Em um novo ânimo chutei as raízes que me prendiam as pernas até estourá-las. Rapidamente me coloquei de pé, no processo me esquivando de outras raízes que me atacavam. Eu precisava sair do chão, mas não sabia voar e as árvores não eram confiáveis. Restava-me apenas uma opção.
Apaguei rapidamente o fogo de meu corpo e me concentrei. Puxei uma grande quantidade ar e comecei a lançar bolas de fogo no espaço à frente. Saíram esparsas, mas se uniram sob meu comando, e formaram um cavalo puramente feito de fogo.
Minhas energias acabariam mais rápido, eu sabia, sentia a fraqueza me dominar aos poucos. Mas era minha melhor estratégia.
Sem delongas, me desviei de uma raiz e saltei sobre o cavalo. Intimamente não tinha confiança sobre sua solidez, mesmo assim arrisquei. Felizmente foi uma ótima estratégia. Eu não sabia voar, mas o cavalo podia cavalgar no ar. Segurei forte em sua crina e o incitei a ir para frente, dois metros acima do solo. Eu me desviava dos galhos das árvores e elaborava uma maneira de fugir da escuridão.
Precisava de ajuda, uma ajuda que viesse de fora dali. Se o ar entrava e saía, eu tinha uma excelente opção. Sem parar de cavalgar, puxei ar, e soprei com força o nome de Gaothin. Como se gritasse em sopro. Repeti o processo duas vezes antes de me sentir tonta. Era esforço demais e nenhum treino.
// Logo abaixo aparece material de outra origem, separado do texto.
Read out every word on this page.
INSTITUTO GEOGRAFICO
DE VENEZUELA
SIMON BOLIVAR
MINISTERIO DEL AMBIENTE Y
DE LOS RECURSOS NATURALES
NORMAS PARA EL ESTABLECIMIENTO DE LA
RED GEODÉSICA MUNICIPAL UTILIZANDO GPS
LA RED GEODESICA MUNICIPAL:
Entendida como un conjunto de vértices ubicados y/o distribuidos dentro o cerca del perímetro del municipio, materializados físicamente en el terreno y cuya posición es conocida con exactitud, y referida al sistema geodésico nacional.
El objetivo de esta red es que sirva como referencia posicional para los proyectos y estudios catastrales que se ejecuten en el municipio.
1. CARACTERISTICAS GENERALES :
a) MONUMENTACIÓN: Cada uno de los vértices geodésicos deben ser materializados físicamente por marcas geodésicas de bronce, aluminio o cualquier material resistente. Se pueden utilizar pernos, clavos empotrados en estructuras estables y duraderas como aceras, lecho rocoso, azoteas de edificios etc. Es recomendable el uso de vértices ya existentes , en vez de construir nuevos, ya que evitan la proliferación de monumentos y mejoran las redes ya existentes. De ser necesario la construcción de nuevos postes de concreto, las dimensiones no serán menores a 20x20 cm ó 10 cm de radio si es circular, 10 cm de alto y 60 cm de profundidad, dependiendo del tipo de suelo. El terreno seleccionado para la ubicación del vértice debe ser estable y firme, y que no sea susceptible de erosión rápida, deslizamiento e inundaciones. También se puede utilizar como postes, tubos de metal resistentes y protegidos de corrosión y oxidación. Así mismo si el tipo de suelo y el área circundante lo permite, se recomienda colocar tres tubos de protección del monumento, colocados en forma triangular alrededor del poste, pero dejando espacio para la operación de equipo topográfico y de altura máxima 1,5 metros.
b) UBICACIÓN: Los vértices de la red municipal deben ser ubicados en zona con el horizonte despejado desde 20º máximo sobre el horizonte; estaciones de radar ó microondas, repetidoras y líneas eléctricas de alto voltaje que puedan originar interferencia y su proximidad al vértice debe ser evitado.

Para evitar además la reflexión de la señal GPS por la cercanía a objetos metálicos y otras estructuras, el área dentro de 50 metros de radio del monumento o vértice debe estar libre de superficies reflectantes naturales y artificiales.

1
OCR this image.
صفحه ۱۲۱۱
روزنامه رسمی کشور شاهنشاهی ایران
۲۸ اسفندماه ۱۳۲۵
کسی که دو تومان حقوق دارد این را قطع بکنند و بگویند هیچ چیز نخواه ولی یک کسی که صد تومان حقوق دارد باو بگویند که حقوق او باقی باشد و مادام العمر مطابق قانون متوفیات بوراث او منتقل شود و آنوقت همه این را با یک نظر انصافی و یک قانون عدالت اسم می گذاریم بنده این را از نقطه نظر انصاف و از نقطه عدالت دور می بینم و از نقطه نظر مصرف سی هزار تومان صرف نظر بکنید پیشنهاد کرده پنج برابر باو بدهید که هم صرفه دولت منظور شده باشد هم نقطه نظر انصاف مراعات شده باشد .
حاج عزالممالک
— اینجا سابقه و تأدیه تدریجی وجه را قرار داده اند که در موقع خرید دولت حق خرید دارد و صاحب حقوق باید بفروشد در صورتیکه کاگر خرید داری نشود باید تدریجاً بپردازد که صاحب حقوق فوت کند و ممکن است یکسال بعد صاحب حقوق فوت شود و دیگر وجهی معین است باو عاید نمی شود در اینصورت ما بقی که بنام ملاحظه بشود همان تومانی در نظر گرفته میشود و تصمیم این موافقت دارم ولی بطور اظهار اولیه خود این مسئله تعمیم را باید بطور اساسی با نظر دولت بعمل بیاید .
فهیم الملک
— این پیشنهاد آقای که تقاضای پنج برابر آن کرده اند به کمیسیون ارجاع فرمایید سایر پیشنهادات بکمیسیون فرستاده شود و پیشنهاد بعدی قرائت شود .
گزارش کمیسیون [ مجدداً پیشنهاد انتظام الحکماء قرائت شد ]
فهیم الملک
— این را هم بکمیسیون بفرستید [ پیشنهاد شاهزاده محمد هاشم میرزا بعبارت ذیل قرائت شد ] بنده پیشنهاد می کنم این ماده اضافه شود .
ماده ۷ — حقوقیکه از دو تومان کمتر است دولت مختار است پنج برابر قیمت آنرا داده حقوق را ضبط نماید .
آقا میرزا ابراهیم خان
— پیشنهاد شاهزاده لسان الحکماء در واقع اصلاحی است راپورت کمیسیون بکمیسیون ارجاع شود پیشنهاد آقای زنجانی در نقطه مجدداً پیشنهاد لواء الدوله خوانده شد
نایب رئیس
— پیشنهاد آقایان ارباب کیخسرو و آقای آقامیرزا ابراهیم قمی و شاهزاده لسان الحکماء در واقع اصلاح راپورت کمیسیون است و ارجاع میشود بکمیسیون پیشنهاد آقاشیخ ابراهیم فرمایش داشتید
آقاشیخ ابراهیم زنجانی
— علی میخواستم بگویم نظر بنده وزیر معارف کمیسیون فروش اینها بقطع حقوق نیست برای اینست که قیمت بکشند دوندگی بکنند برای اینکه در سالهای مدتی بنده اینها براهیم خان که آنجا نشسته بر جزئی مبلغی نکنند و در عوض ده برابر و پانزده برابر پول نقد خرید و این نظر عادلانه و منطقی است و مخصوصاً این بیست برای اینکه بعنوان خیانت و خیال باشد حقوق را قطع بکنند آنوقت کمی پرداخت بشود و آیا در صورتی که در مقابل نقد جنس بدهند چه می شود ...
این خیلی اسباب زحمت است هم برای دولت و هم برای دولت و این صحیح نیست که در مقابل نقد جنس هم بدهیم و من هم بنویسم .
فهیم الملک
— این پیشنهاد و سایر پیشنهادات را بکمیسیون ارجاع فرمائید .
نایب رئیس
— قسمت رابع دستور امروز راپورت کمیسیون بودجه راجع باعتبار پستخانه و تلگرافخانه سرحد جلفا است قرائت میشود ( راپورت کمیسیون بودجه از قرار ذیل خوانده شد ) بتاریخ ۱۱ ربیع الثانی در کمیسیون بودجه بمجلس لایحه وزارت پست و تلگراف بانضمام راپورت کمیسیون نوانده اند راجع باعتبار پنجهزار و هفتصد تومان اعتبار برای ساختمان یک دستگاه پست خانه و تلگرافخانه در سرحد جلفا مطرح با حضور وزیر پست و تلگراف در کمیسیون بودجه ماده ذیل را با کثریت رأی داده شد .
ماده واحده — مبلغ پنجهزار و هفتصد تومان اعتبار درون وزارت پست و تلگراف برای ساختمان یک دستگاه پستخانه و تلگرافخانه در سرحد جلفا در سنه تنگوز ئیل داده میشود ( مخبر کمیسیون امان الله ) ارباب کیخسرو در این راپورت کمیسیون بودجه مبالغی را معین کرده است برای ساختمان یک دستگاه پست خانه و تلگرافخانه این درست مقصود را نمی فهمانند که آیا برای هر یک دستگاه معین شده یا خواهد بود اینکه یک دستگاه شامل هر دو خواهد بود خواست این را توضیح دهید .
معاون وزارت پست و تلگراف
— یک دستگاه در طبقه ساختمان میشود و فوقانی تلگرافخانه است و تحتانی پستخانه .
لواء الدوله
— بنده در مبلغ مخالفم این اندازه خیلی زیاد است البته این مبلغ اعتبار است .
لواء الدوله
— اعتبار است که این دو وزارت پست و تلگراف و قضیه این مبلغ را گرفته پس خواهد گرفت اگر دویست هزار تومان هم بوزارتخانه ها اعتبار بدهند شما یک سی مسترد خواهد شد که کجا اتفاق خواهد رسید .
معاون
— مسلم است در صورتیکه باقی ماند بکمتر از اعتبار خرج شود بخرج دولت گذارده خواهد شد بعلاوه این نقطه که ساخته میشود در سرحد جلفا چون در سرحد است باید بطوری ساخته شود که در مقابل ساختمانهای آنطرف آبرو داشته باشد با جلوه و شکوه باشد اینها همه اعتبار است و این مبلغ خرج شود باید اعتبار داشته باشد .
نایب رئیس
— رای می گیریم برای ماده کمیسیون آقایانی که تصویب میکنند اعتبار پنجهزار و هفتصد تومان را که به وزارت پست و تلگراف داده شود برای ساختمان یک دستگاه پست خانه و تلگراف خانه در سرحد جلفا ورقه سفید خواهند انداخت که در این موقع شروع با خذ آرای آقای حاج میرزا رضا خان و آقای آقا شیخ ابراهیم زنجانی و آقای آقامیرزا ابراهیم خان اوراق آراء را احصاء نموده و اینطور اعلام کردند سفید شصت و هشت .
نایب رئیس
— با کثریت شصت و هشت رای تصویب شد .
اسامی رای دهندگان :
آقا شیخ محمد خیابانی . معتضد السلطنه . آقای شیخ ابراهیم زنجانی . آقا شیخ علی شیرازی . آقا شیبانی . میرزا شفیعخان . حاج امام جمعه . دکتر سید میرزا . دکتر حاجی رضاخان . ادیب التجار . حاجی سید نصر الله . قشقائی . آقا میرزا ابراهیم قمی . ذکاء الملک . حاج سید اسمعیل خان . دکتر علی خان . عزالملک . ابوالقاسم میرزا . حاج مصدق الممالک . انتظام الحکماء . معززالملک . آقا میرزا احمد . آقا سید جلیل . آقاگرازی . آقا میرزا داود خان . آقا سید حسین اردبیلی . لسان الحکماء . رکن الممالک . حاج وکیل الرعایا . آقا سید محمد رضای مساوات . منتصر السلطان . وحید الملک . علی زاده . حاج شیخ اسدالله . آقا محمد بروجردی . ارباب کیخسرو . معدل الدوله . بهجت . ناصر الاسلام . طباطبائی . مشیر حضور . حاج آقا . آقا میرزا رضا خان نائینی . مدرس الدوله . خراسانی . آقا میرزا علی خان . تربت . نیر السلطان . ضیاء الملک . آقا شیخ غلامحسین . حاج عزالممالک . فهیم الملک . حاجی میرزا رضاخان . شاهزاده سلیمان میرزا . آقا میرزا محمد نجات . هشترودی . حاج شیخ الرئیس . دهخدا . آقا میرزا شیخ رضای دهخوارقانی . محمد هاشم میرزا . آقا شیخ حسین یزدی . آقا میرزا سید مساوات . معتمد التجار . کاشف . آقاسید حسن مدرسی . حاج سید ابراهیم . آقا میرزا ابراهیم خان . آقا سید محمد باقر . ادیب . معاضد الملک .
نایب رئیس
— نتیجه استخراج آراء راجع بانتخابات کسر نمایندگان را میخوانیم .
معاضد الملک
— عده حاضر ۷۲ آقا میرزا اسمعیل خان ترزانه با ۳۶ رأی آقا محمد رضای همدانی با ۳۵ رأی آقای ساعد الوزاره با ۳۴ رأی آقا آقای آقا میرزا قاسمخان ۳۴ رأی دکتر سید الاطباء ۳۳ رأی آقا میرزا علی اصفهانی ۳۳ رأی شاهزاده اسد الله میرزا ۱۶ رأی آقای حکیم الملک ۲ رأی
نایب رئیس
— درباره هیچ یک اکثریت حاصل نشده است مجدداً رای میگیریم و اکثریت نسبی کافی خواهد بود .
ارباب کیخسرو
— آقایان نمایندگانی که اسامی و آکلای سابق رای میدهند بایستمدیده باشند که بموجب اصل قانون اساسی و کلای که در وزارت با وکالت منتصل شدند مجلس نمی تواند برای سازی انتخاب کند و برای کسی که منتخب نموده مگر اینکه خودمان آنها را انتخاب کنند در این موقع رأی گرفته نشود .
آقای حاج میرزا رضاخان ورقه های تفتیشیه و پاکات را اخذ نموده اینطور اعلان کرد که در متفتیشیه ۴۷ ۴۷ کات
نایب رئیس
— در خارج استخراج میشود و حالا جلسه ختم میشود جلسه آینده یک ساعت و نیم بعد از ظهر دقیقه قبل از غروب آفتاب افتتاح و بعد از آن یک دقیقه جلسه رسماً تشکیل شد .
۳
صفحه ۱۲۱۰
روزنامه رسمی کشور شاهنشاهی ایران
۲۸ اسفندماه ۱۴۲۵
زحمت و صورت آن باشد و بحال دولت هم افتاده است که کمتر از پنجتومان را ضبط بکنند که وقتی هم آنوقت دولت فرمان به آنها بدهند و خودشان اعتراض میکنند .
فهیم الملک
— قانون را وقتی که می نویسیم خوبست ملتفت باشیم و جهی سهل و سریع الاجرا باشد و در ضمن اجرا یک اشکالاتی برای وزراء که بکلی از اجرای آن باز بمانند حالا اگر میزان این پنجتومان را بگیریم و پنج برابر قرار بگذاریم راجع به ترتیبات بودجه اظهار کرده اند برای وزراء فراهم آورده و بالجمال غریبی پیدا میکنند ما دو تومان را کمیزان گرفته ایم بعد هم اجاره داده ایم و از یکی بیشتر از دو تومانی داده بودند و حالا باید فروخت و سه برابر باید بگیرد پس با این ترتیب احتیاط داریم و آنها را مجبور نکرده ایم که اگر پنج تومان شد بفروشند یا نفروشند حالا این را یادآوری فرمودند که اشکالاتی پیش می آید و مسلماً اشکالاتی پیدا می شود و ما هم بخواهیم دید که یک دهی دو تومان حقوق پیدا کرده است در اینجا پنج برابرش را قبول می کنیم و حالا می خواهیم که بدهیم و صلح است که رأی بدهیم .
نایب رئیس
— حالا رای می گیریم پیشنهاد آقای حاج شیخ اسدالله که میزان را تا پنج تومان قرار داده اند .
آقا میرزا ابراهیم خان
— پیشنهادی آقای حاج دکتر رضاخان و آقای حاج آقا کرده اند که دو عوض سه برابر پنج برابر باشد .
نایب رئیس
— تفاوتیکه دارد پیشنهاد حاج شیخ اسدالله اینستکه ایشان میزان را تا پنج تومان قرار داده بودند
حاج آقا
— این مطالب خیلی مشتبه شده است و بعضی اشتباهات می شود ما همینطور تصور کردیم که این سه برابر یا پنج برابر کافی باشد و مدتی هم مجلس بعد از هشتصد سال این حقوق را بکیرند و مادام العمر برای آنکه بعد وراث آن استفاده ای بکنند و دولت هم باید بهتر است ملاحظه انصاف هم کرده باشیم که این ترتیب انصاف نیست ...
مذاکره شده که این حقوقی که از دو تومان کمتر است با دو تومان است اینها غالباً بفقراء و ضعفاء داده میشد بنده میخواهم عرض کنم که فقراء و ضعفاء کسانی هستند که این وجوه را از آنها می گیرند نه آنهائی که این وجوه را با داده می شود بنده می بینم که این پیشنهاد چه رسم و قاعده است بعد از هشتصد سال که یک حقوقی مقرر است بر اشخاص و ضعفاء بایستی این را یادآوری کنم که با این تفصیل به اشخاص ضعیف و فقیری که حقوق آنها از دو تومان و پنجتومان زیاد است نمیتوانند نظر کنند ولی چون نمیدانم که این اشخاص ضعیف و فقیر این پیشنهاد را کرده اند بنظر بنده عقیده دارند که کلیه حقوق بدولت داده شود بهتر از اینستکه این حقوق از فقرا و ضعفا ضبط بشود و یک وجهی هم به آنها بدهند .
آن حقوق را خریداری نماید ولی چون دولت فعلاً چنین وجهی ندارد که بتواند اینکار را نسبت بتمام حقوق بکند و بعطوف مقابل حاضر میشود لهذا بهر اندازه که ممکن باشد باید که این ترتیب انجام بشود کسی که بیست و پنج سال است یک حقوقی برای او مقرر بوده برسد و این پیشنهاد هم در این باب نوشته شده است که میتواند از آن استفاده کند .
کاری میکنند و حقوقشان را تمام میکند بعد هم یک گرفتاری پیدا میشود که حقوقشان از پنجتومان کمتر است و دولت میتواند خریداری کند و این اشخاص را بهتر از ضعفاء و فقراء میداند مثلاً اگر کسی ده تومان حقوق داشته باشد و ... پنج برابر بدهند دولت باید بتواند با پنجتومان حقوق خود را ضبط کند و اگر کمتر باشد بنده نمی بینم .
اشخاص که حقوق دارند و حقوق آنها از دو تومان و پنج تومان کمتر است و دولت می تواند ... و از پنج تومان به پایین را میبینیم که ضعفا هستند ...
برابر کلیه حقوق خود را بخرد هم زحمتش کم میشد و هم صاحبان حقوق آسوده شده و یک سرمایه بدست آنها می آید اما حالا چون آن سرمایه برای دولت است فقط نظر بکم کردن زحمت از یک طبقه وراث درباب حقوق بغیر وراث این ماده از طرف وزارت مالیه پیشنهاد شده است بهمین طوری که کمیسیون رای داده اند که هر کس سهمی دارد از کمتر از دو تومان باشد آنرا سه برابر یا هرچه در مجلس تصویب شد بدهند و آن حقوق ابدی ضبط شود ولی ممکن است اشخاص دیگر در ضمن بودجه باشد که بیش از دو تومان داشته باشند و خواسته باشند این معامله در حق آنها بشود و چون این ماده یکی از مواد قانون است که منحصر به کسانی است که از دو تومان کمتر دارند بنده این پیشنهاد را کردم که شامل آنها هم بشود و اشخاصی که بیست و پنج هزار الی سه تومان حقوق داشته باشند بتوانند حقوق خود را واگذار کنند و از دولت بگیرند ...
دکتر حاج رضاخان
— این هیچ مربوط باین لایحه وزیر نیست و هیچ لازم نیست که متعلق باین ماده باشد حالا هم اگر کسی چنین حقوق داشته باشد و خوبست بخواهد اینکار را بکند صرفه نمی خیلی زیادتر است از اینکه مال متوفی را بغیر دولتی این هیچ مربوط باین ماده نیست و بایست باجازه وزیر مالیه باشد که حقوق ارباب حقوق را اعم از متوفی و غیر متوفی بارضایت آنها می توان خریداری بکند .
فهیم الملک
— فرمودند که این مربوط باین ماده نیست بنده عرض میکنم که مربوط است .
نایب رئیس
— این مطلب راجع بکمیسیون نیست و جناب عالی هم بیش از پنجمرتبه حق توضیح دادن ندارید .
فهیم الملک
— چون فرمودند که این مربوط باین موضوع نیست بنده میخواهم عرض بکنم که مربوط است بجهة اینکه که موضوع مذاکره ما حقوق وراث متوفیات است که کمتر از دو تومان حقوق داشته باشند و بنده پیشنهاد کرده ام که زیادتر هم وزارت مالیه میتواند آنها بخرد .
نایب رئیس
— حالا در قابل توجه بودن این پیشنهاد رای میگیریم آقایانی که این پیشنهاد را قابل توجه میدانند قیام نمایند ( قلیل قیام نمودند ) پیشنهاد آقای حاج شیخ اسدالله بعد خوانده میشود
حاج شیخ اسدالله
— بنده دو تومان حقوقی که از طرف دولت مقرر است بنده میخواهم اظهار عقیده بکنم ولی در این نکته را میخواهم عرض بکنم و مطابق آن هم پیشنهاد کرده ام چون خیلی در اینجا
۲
Fiz meu cavalo subir acima das copas das árvores. Dali eu também não via mais que trevas. Gritei por Gaothin outra vez, sem resultado e a tontura veio acompanhada da visão escurecida. Não podia desistir. Pensei que talvez, se eu subisse o bastante, conseguiria passar do domo mágico e aquela espécie de feitiço acabaria.
Comandei meu cavalo para cima. E ele cavalgou na escuridão, me deixando tensa e feliz, era melhor tentar sobreviver que perecer sem lutar.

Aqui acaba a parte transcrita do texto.